DAPHNE and Neville Harm believe the secret to their 70 years of wedded bliss is THAT simple – common sense.
The Booval couple – she just turned 93 and he is 94 – celebrated their wedding anniversary recently in the same house that they built, starting in 1952.
“We didn’t go to bed mad,” Daphne says, adding that any disputes had to be resolved before then. She also pointed out that they had never been together for more than 3-4 weeks at a time during their courtship, separated by distance.
The couple first met in 1946 through family which Daphne, born in Townsville, described as “complicated”.
“My grandmother met Neville on a visit to Ipswich. Then he came up in 1946 for cycling and she said we should meet.”
A visit in 1946 was followed by another in 1947, followed more than two years of writing letters before he came up in 1950 by rail and made a big impression by flying back home, a big deal back then.
The Lowood-born Neville said it was decided that she would come down to join him because of his job at the time as an apprentice electrician at the then railyards at North Ipswich. (He started his career in January 1943 and retired in 1988 as chief electrical engineer.)

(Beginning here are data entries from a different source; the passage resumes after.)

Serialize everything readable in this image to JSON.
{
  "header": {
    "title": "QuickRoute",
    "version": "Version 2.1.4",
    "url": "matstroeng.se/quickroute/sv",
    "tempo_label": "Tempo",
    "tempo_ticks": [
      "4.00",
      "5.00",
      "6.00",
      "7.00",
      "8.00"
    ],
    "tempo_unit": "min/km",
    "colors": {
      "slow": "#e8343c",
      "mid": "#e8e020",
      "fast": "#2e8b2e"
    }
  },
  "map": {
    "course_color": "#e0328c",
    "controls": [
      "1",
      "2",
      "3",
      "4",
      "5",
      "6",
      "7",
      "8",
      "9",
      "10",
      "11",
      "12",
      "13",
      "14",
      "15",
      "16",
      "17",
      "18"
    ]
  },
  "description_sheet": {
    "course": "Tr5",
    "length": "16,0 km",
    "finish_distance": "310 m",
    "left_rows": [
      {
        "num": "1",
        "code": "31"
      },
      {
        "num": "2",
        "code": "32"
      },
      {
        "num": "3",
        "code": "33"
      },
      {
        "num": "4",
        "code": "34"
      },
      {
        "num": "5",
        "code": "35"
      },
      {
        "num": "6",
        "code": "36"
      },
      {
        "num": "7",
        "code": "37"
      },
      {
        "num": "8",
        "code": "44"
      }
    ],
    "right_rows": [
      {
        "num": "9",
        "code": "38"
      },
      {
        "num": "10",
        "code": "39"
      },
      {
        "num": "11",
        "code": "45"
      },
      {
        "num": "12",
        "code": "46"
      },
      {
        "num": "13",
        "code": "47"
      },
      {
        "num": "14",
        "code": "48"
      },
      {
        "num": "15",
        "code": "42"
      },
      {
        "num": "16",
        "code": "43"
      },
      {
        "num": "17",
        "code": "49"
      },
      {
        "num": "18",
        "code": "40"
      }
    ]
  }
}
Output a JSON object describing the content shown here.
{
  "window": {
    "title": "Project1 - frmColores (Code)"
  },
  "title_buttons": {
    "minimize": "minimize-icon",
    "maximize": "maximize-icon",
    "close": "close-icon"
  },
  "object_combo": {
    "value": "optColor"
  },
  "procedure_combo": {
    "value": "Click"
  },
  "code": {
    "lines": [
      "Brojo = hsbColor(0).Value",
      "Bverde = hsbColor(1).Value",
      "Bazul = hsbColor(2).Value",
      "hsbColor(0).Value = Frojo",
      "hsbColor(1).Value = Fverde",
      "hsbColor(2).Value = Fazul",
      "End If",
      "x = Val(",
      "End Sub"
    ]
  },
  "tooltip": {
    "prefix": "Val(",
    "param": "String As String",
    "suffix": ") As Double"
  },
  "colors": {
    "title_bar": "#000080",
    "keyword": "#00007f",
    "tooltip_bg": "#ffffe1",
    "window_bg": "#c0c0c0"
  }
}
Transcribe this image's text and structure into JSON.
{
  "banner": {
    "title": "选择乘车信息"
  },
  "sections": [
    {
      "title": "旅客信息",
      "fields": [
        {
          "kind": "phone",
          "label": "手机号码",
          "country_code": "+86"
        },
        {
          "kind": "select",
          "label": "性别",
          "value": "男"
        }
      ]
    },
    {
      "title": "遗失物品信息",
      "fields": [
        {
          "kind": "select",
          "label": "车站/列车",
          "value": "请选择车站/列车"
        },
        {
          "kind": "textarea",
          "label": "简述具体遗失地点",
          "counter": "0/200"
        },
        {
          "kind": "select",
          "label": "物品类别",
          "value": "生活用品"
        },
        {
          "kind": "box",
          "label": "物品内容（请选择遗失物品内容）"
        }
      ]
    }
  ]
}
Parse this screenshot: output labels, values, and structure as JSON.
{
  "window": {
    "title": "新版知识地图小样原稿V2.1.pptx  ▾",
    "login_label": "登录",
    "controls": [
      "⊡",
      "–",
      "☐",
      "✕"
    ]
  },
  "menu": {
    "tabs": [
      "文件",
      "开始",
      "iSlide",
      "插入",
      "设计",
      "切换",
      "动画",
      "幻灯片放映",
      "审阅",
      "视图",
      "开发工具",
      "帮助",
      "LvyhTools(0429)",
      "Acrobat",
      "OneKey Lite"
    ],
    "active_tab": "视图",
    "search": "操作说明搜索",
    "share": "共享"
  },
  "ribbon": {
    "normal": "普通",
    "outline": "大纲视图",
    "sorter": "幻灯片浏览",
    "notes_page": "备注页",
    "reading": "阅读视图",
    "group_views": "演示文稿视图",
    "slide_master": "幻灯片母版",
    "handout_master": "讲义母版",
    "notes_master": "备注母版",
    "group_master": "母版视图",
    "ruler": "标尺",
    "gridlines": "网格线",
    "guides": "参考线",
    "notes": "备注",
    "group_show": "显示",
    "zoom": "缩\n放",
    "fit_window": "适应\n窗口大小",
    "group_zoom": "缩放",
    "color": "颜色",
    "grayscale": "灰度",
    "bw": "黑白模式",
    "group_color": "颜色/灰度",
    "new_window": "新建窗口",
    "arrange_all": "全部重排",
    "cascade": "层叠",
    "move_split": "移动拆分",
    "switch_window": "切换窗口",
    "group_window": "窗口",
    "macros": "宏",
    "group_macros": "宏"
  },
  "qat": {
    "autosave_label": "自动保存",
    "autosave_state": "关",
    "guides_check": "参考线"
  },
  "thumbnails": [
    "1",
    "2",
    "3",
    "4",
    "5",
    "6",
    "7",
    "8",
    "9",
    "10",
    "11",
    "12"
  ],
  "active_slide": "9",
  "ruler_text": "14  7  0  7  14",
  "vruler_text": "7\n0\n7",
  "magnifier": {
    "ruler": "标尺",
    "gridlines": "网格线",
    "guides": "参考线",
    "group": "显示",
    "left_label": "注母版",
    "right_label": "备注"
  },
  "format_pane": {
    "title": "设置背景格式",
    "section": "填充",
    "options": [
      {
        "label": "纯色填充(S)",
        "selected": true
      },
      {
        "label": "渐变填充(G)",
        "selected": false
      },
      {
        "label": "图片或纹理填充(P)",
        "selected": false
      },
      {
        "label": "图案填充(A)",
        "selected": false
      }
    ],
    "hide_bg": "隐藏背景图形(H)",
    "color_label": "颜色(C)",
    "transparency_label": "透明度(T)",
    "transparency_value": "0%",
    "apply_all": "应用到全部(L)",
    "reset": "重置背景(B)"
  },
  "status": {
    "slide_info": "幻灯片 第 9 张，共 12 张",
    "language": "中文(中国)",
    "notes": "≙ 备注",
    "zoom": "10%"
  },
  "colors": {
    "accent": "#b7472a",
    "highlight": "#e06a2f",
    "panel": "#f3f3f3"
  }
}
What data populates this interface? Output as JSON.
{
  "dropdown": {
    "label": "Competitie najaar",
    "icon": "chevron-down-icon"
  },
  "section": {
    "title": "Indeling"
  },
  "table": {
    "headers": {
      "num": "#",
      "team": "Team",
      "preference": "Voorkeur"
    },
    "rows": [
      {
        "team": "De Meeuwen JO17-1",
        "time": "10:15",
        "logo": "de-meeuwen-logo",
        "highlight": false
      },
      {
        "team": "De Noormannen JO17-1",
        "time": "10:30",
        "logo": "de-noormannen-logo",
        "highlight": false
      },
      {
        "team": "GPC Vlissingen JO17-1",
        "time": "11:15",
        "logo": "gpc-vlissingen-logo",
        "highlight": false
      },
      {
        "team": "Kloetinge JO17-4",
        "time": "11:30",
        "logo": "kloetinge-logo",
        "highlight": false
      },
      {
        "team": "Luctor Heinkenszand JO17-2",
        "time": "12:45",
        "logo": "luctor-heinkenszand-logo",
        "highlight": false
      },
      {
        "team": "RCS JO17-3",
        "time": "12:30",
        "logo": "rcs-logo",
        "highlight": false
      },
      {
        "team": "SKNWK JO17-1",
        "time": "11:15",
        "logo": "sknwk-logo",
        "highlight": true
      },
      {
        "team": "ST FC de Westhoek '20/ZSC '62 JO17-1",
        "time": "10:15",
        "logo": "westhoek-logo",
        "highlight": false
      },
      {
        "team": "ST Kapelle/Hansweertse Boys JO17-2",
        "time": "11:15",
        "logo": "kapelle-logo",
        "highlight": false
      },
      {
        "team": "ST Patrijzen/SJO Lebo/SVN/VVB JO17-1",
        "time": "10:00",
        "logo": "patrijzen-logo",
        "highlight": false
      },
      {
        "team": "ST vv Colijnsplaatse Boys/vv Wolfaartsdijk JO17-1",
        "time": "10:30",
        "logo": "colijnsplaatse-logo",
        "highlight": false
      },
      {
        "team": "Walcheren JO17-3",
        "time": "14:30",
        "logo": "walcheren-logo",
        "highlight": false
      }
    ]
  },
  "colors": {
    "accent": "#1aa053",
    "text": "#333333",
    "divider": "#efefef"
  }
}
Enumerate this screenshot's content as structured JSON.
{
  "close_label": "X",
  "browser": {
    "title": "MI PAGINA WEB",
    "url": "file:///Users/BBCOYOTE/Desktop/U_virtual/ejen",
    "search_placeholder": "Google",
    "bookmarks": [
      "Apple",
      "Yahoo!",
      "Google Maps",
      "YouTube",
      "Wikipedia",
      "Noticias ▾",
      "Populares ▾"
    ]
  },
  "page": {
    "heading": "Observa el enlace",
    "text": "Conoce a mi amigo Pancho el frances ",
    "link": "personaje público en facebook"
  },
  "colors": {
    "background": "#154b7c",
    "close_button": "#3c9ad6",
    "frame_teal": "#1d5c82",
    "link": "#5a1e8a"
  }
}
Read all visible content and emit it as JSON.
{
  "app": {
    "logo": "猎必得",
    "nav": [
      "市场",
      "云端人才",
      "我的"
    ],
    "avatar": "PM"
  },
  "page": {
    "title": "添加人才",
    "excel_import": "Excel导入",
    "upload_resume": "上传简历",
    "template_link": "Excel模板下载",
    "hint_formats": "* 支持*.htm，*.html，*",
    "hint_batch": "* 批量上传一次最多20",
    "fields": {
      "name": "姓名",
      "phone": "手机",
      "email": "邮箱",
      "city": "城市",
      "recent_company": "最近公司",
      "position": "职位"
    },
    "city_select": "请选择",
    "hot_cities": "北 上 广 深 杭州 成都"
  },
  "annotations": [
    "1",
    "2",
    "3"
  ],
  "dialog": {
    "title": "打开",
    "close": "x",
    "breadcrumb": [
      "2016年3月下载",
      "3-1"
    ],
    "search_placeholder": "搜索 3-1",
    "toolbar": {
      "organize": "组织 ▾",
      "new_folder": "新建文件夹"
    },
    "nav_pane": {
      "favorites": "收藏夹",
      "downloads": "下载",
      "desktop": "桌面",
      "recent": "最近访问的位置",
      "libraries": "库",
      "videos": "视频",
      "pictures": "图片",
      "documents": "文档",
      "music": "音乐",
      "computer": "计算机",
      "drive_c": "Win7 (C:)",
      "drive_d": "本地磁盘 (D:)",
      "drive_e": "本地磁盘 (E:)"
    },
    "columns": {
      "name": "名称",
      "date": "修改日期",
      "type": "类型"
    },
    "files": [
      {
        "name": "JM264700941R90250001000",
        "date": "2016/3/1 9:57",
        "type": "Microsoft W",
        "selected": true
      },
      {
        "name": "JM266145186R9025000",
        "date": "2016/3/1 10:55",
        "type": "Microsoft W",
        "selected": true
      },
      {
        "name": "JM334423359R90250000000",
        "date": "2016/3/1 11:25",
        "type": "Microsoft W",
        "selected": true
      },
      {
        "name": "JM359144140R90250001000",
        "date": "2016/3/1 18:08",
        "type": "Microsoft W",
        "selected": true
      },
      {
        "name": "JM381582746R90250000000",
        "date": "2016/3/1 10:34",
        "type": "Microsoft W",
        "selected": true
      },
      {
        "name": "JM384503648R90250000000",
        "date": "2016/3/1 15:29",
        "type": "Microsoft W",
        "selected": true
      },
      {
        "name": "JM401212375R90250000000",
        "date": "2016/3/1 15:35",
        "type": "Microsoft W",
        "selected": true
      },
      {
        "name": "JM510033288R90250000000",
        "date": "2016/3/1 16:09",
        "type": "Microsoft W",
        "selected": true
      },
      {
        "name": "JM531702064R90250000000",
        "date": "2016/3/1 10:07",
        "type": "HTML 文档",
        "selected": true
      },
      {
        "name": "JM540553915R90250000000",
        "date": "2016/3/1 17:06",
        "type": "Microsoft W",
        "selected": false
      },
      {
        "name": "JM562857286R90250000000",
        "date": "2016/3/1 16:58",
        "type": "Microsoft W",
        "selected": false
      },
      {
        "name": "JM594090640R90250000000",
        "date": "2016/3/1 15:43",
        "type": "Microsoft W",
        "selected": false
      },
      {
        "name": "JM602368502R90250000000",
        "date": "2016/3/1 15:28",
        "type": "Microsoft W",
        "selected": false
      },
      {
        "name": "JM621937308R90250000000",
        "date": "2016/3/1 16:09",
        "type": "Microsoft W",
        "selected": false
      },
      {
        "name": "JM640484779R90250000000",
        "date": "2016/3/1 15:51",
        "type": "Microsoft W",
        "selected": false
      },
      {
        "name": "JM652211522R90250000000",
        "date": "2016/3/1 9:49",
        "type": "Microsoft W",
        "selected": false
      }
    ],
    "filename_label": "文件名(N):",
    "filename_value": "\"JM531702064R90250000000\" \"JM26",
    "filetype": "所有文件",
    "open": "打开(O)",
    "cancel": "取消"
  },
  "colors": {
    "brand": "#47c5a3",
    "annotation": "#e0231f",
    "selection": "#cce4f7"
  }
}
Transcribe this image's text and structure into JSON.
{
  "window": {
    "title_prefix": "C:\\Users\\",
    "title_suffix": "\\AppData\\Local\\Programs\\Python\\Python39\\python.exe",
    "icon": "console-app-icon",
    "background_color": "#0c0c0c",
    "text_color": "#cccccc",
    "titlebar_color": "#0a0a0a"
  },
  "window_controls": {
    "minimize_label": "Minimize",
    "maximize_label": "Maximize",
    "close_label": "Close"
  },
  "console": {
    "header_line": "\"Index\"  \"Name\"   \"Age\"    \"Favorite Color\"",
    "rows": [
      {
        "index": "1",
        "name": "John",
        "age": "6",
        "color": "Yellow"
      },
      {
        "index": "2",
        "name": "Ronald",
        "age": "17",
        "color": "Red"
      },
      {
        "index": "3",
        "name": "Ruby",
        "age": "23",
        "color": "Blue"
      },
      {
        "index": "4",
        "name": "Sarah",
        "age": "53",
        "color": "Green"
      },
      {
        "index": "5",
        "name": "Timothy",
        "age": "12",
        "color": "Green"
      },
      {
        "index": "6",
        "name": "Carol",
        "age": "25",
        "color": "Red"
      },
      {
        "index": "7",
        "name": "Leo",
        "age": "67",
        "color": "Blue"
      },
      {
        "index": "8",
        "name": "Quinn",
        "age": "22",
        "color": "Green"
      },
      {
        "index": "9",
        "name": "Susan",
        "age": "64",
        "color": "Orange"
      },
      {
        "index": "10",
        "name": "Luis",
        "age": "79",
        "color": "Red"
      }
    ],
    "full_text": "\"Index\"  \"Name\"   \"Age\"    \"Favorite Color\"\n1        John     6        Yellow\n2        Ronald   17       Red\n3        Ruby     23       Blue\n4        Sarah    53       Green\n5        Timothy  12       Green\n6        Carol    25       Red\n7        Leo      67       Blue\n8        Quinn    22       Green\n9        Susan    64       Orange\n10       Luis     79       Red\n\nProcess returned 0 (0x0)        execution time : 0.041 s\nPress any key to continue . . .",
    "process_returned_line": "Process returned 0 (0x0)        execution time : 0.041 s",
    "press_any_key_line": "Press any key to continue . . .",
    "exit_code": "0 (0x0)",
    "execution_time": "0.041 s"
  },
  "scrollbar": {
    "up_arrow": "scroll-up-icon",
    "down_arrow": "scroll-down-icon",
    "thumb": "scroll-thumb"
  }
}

“We lived with my aunt for six months until we built our garage,” Neville said.
“We started building in 1954 and (our first son) Kevin was born there. It was basically a granny flat,” he said.
Construction on a three-bedroom house proceeded despite his “not knowing a thing” about brick-laying. That house is now five bedrooms after they added two more rooms.
They have three children (Kevin, Mark and Wendy),five grandchildren and eight great-children.